Other partners include Masdar, a renewable energy company; the European Union; and the Greater Manchester Combined Authority.
As well as academic and technical staff, the GEIC aims to engage with a large number of engineers and innovative SMEs, and has already announced new partners for the initiative.
HRH toured the new state-of-the-art facility and met with leading academics and the university’s graphene industry partners and entrepreneurs.
HRH The Duke of York opens the new centre
The GEIC complements the National Graphene Institute’s (NGI) international research focus by concentrating on multi-faceted industry-led applications development. The key areas within the new building include; pilot productions, characterisation and material development.
During the visit The Duke took in an exhibition of the latest graphene products and prototypes including; pioneering graphene-oxide membranes for water filtration, graphene composite battery panels, an innovative unmanned aerial vehicle made with graphene-enhanced carbon fibre, and a modified BAC Mono sports car with graphene-enhanced composite bodywork.
Speaking at the opening ceremony HRH The Duke of York said said: "It is a great pleasure to be back at The University of Manchester and to come and see the next stage in the development of graphene.
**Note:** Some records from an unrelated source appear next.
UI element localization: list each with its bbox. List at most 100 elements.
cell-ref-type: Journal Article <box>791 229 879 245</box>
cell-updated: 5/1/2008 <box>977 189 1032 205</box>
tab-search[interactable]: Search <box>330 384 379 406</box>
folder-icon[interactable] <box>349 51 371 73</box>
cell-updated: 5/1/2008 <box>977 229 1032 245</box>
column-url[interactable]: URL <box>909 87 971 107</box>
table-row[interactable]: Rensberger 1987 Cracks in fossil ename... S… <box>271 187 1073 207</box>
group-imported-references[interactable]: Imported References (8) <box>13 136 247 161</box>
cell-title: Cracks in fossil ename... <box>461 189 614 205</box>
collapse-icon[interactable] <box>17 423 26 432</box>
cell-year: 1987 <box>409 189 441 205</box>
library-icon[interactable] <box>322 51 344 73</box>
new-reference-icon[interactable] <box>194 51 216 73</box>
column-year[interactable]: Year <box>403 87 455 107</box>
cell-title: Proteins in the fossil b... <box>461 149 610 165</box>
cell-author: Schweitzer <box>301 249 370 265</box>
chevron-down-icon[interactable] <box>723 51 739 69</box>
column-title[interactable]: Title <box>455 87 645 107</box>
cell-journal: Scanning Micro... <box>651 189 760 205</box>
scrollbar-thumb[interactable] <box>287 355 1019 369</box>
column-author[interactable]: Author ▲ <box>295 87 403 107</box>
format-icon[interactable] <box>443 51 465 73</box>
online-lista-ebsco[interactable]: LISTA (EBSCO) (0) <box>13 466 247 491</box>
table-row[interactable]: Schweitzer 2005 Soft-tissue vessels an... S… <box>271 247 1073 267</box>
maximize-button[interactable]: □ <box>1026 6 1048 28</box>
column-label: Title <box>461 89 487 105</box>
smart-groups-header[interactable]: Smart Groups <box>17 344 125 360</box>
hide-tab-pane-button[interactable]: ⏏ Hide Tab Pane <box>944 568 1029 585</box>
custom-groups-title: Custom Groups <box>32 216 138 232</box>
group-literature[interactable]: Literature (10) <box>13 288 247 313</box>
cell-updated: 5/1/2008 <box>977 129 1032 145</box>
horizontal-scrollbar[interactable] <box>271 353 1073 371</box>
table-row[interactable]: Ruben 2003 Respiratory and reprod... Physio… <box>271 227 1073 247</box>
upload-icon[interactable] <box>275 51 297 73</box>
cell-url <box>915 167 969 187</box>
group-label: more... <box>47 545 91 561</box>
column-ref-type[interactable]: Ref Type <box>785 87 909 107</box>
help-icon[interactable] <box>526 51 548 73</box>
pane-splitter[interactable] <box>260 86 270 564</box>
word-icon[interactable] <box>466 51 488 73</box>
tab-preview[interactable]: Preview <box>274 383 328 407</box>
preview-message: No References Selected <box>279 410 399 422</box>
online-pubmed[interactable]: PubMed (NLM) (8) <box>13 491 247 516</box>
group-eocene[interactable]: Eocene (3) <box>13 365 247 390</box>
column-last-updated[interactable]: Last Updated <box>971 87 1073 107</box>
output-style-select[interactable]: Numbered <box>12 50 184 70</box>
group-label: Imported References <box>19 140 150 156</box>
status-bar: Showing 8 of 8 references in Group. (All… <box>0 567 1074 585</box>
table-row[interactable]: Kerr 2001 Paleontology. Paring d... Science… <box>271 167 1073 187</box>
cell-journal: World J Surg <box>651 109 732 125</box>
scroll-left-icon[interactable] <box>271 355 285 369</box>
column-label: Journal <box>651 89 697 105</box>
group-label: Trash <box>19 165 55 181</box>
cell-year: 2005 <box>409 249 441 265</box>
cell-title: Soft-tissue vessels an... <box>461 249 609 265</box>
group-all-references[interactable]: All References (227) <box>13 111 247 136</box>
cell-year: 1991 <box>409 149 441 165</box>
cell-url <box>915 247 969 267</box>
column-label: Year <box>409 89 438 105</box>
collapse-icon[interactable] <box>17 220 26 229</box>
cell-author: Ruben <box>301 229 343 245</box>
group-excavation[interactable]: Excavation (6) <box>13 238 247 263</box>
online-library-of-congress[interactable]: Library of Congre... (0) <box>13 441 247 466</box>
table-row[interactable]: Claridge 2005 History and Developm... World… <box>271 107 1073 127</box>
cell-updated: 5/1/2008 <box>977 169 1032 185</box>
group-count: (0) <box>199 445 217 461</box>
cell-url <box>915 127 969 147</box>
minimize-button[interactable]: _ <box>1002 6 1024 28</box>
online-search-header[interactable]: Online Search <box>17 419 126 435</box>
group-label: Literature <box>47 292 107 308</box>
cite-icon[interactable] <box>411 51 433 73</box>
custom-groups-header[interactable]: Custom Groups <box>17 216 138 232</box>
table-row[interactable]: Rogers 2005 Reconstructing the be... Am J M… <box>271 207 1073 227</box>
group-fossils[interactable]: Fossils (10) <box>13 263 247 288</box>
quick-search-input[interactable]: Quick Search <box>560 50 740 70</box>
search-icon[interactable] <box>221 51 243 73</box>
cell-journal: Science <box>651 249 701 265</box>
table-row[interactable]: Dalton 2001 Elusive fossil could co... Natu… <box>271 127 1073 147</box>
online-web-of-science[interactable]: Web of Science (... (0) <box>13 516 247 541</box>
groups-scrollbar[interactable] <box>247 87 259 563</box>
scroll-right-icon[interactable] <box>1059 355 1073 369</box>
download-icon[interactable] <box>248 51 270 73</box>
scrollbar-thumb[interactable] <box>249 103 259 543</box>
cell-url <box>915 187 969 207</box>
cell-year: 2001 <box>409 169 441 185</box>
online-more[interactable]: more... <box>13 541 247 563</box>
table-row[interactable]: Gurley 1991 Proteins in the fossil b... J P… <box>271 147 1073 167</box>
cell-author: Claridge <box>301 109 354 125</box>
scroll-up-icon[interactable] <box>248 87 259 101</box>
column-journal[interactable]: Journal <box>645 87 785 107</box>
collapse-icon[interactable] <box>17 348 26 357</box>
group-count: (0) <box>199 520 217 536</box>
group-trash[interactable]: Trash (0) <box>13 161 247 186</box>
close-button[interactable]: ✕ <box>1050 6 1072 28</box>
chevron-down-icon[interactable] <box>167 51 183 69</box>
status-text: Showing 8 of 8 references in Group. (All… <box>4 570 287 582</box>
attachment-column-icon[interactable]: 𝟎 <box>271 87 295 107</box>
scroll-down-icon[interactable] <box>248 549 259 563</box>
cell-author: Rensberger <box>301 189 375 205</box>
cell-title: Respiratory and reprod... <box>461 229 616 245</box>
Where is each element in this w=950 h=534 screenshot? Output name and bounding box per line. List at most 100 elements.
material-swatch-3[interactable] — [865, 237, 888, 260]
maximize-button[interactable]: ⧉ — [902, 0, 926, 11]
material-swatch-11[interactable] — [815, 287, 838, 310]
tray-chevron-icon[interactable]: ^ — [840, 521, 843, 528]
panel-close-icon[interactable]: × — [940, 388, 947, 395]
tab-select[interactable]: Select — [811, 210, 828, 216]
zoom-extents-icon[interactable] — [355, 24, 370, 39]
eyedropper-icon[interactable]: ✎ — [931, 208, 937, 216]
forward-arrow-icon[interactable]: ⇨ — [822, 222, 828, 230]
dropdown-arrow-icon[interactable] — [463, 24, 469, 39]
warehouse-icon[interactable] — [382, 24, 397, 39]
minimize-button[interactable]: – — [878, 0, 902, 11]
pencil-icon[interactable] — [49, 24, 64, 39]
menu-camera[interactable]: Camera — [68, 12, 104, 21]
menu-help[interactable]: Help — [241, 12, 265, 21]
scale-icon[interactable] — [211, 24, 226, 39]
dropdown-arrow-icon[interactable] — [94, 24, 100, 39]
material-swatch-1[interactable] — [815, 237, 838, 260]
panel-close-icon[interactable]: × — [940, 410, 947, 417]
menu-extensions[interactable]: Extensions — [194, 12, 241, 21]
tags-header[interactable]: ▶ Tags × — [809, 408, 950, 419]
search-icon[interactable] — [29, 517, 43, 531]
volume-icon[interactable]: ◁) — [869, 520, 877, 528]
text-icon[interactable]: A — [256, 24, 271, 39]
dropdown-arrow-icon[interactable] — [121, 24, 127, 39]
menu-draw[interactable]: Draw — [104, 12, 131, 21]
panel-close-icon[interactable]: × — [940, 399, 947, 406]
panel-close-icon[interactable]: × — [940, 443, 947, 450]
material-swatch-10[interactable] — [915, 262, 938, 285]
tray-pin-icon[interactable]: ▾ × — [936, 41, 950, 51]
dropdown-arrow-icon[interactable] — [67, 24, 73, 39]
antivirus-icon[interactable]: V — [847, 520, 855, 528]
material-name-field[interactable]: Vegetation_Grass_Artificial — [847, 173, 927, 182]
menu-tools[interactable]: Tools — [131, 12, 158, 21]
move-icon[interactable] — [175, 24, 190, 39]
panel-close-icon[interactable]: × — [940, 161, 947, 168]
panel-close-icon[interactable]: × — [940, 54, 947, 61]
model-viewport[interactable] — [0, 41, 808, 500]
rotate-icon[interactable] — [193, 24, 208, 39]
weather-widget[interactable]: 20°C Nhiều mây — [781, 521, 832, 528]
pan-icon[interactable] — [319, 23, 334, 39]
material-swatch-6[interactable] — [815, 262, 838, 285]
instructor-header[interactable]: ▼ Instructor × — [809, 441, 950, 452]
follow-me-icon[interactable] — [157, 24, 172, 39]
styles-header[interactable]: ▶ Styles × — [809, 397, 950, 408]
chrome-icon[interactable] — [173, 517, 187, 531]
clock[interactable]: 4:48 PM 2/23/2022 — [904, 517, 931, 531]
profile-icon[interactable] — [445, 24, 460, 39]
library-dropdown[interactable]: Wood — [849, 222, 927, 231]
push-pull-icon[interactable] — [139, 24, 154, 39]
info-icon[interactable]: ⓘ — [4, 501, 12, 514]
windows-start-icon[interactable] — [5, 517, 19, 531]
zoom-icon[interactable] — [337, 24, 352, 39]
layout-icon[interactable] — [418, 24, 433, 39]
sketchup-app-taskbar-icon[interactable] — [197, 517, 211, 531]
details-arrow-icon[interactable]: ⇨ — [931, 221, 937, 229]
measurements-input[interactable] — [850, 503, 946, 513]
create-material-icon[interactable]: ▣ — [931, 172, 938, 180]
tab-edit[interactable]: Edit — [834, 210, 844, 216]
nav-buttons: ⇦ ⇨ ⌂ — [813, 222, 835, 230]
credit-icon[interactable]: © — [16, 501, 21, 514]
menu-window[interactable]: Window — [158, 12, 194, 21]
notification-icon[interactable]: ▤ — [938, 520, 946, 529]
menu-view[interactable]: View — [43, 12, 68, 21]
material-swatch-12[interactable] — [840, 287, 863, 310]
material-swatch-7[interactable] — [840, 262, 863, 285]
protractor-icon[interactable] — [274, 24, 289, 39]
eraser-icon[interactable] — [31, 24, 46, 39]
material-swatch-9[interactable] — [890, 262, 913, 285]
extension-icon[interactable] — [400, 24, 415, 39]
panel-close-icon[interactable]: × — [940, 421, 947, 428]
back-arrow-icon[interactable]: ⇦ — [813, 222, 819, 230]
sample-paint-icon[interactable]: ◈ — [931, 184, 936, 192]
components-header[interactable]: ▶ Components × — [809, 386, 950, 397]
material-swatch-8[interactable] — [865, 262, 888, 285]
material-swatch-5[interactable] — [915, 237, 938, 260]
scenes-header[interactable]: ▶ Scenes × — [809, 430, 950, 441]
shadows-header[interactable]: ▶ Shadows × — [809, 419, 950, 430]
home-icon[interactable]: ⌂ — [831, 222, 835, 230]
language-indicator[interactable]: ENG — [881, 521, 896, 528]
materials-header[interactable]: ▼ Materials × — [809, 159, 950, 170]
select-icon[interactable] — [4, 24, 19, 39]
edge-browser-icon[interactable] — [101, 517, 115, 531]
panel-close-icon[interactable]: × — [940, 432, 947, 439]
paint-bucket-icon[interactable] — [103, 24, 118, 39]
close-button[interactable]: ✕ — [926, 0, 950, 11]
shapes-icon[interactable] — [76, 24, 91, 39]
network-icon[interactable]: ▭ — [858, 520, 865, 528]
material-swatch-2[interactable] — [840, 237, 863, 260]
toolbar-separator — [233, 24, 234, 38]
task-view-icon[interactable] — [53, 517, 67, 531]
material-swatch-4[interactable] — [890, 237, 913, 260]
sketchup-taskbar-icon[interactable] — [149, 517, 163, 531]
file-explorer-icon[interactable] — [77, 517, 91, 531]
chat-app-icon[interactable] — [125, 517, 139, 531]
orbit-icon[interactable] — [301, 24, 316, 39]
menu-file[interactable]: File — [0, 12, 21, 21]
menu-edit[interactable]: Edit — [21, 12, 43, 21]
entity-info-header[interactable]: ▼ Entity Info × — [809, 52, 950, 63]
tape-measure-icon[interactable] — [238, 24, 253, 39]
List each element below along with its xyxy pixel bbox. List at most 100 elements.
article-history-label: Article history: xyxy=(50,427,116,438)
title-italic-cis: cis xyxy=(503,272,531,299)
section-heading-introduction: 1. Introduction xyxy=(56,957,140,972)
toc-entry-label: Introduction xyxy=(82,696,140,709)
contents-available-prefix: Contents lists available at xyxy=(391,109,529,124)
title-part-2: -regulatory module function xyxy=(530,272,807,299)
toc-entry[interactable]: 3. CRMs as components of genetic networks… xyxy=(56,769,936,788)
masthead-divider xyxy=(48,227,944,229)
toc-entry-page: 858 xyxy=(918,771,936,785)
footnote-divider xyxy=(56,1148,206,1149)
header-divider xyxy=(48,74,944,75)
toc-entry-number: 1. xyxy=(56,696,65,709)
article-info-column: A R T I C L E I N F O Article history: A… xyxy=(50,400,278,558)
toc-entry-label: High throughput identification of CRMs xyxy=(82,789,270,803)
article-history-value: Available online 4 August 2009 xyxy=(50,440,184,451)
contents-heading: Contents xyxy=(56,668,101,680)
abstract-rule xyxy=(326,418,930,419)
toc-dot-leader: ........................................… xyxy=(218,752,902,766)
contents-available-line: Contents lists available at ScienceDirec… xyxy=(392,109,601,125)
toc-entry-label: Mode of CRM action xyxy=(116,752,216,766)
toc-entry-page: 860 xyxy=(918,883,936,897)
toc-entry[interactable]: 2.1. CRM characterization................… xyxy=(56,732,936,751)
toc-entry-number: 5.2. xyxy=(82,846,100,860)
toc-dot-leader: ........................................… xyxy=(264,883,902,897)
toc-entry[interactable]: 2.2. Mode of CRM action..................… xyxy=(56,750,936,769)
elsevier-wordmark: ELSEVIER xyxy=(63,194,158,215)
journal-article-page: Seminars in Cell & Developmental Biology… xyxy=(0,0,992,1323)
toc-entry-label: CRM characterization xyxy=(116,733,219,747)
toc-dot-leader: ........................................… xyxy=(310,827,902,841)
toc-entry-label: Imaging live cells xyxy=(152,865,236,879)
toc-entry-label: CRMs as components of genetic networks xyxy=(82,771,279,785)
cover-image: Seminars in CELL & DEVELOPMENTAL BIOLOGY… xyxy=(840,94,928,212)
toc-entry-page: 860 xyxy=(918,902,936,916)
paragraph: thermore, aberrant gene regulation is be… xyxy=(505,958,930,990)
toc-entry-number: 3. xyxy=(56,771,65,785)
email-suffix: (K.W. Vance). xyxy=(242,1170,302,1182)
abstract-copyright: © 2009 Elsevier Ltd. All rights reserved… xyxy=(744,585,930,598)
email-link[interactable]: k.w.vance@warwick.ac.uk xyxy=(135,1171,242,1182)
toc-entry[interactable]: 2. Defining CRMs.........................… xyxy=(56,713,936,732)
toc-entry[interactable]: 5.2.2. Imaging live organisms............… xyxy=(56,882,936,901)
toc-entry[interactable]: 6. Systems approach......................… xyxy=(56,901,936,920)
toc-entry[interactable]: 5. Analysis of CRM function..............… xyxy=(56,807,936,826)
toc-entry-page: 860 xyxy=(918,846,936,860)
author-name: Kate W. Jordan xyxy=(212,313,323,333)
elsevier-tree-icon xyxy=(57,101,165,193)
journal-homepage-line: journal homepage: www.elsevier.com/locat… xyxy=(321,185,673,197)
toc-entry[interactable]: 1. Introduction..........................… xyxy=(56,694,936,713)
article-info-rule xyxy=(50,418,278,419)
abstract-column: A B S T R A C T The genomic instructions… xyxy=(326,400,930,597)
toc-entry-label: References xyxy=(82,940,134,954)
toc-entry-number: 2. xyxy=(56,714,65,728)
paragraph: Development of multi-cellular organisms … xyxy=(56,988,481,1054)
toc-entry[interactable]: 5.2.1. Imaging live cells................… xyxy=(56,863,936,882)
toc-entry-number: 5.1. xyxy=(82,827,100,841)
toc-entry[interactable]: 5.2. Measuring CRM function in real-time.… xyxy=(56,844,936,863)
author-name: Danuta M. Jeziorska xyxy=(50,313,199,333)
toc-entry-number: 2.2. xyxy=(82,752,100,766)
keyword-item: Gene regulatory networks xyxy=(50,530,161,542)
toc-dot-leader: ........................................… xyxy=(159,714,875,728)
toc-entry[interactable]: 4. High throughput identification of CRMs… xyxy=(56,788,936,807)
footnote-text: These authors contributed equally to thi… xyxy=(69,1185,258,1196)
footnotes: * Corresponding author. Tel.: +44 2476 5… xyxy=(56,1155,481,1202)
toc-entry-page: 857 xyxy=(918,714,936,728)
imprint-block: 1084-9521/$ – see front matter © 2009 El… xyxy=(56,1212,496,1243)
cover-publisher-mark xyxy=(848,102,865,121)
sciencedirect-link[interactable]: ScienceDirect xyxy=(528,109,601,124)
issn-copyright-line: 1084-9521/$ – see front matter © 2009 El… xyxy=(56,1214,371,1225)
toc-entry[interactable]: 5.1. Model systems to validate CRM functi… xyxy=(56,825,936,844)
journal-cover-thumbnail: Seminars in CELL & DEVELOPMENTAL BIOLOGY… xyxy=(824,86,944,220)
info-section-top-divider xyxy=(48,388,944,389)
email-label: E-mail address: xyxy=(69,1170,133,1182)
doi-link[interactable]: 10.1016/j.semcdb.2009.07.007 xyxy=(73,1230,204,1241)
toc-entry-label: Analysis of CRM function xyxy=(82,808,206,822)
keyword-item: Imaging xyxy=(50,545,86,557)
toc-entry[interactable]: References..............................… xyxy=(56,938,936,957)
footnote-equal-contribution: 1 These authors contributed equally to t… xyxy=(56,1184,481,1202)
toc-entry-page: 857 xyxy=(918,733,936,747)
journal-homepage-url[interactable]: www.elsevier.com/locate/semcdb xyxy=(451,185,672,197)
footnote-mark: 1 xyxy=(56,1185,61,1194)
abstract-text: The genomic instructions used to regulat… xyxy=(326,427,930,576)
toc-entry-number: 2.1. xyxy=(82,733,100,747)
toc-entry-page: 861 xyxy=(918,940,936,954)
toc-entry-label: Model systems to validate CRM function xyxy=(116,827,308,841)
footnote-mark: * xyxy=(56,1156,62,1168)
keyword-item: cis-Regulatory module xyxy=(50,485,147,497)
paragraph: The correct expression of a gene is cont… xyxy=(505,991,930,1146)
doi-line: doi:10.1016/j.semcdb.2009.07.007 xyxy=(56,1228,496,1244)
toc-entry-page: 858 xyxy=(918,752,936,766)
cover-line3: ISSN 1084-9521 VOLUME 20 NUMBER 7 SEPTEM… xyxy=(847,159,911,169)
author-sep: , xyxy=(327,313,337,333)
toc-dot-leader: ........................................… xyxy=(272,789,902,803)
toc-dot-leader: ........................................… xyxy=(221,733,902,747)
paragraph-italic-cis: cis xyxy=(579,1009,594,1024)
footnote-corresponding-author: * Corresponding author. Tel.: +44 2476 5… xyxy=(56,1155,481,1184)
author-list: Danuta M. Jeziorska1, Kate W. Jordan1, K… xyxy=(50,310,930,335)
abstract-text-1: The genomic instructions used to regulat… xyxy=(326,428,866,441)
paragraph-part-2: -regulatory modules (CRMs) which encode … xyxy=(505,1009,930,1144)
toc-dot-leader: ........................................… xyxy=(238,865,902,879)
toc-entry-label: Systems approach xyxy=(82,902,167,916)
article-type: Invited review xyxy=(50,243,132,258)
"The question I've been asking is, 'how do people who are in manufacturing or other businesses know what graphene can do for them?' or more accurately, 'what can the new 2D materials do for them?'
"This is an excellent place for businesses who may suddenly find that graphene or a 2D material is in their interest, and just from my short visit today, the ideas seem to be limitless in how you can apply them. This is going to be a huge industrial transformation which could benefit both humankind and industry and it starts here. I wish you all every success."
The University of Manchester is also home to the National Graphene Institute, which opened in 2015 and is a 7,825 square metre research facility funded by a £38m grant from UKRI’s Engineering and Physical Sciences Research Council and £23m grant from the European Regional Development Fund.
Professors Andre Geim and Kostya Novoselov discovered graphene at the University of Manchester in 2004 by isolating and extracting 2-D crystal graphene from graphite using adhesive tape. The pair were awarded the 2010 Nobel Prize in physics.
Established in 2012, the UKRPIF has provided over £680m of capital funding to 43 research projects across the UK in its first five rounds, attracting more than £1.7bn in double-match funding from non-public sources. Round six of UKRPIF competition is currently underway, with £220m of capital funding available until 2021, taking the total government investment in the fund to £900m.
Read more on Research England’s website.
What is graphene?
- much stronger than steel, yet incredibly lightweight and flexible;
- electrically and thermally conductive but also transparent;
- the world's first 2D material;
- one million times smaller than the diameter of a single human hair.
Combining all of graphene's properties could create an impact in transport, medicine, electronics, energy, defence, desalination and more.
In simple terms, graphene is a single, thin layer of graphite — the material used in pencil lead. Graphite is an allotrope of the element carbon, meaning it possesses the same atoms but they’re arranged in a different way, giving the material different properties. Graphene’s atoms are arranged in a hexagonal arrangement.